University of Iceland, Iceland
Keynote: T-patterns and self-similarity from protein cities to the only large-brain mass-societies: From naked apes to string-controlled citizens
Time : 12:15-12:50
Magnus S Magnusson is a Research Professor in the University of Iceland. He has completed his PhD in 1983 from the University of Copenhagen. He is the Codirector of a DNA analysis project. He has numerous papers and invited talks at international mathematical, neuroscience, proteomics, bioinformatics and science of religion conferences and at leading universities in Europe, USA and Japan. He was the Deputy Director (1983-1988) in the Museum of Mankind, Museum of Natural History, Paris. Then, he was repeatedly invited as temporary Professor in Psychology and Ethology (biology of behavior) at the University of Paris (V, VIII & XIII). He is the Founder and Director of the Human Behavior Laboratory, University of Iceland. He formally collaborated with 32 European and American universities based on “Magnusson’s analytical model” initiated at University René Descartes Paris V, Sorbonne, in 1995.

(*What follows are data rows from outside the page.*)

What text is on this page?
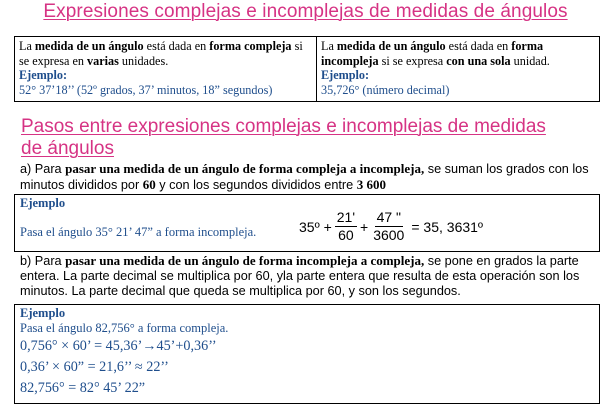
Expresiones complejas e incomplejas de medidas de ángulos
La medida de un ángulo está dada en forma compleja si se expresa en varias unidades.
Ejemplo:
52° 37’18’’ (52º grados, 37’ minutos, 18” segundos)
La medida de un ángulo está dada en forma incompleja si se expresa con una sola unidad.
Ejemplo:
35,726° (número decimal)
Pasos entre expresiones complejas e incomplejas de medidas
de ángulos
a) Para pasar una medida de un ángulo de forma compleja a incompleja, se suman los grados con los minutos divididos por 60 y con los segundos divididos entre 3 600
Ejemplo
Pasa el ángulo 35° 21’ 47” a forma incompleja.	35º + $\frac{21'}{60} + \frac{47 "}{3600} = 35$, 3631º
b) Para pasar una medida de un ángulo de forma incompleja a compleja, se pone en grados la parte entera. La parte decimal se multiplica por 60, yla parte entera que resulta de esta operación son los minutos. La parte decimal que queda se multiplica por 60, y son los segundos.
Ejemplo
Pasa el ángulo 82,756° a forma compleja.
0,756° × 60’ = 45,36’→45’+0,36’’
0,36’ × 60” = 21,6’’ ≈ 22’’
82,756° = 82° 45’ 22”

This presentation concerns spatial and temporal self-similarity across >9 orders of magnitude, implicating a particular type of hierarchical self-similar pattern, called T-pattern, a natural (pseudo) fractal, recurring with statistically significant translation symmetry. While the self-similarity in question must have evolved from simpler to more complex, it is presented in the order discovered within a primarily ethological (biology of behavior) project concerning social interaction and organization in social insects and primates, including humans. Beginning in the 1970’s, it was partly inspired by the work of Lorenz, Von Frisch and Tinbergen for which they shared a Nobel Prize in Medicine in 1973. The smallest animals concerned were social insects and there was no implication of self-similarity. The main methodological focus of the present project has been on developing pattern definitions and detection tools. This resulted in the T-pattern, with corresponding detection algorithms and software, and their abundant detection, among others, in different kinds of human (inter-brain) interactions and later in neuronal interactions in living brains, thus showing T-patterned self-similarity of temporal interaction structure within
and between brains. Finally, unexpected spatial T-patterning in the molecular strings of DNA and proteins was noticed and consequently the realization of self-similarity in social organization, based on T-patterned (external memory) strings, more durable than the citizens, in the mass-societies of proteins and of humans – the only large-brain mass-societies. Different from the mass-societies of insects (hives) and of cells (bodies), those of, respectively, protein and human mass-societies relying extensively on external T-patterned strings, respectively, DNA and the very recent strings, called texts, including those thoroughly standardized, copied, distributed, promoted and enforced, called legal or holy texts. With human and protein citizens specialized on the basis of durable external T-patterned strings and with some citizens, for example, moving (even walking) along tracks and doing meaningful work, a new definition of what is alive seems justified. Thus, proteomics may provide new insights and ideas for a bio-social science and vice-versa.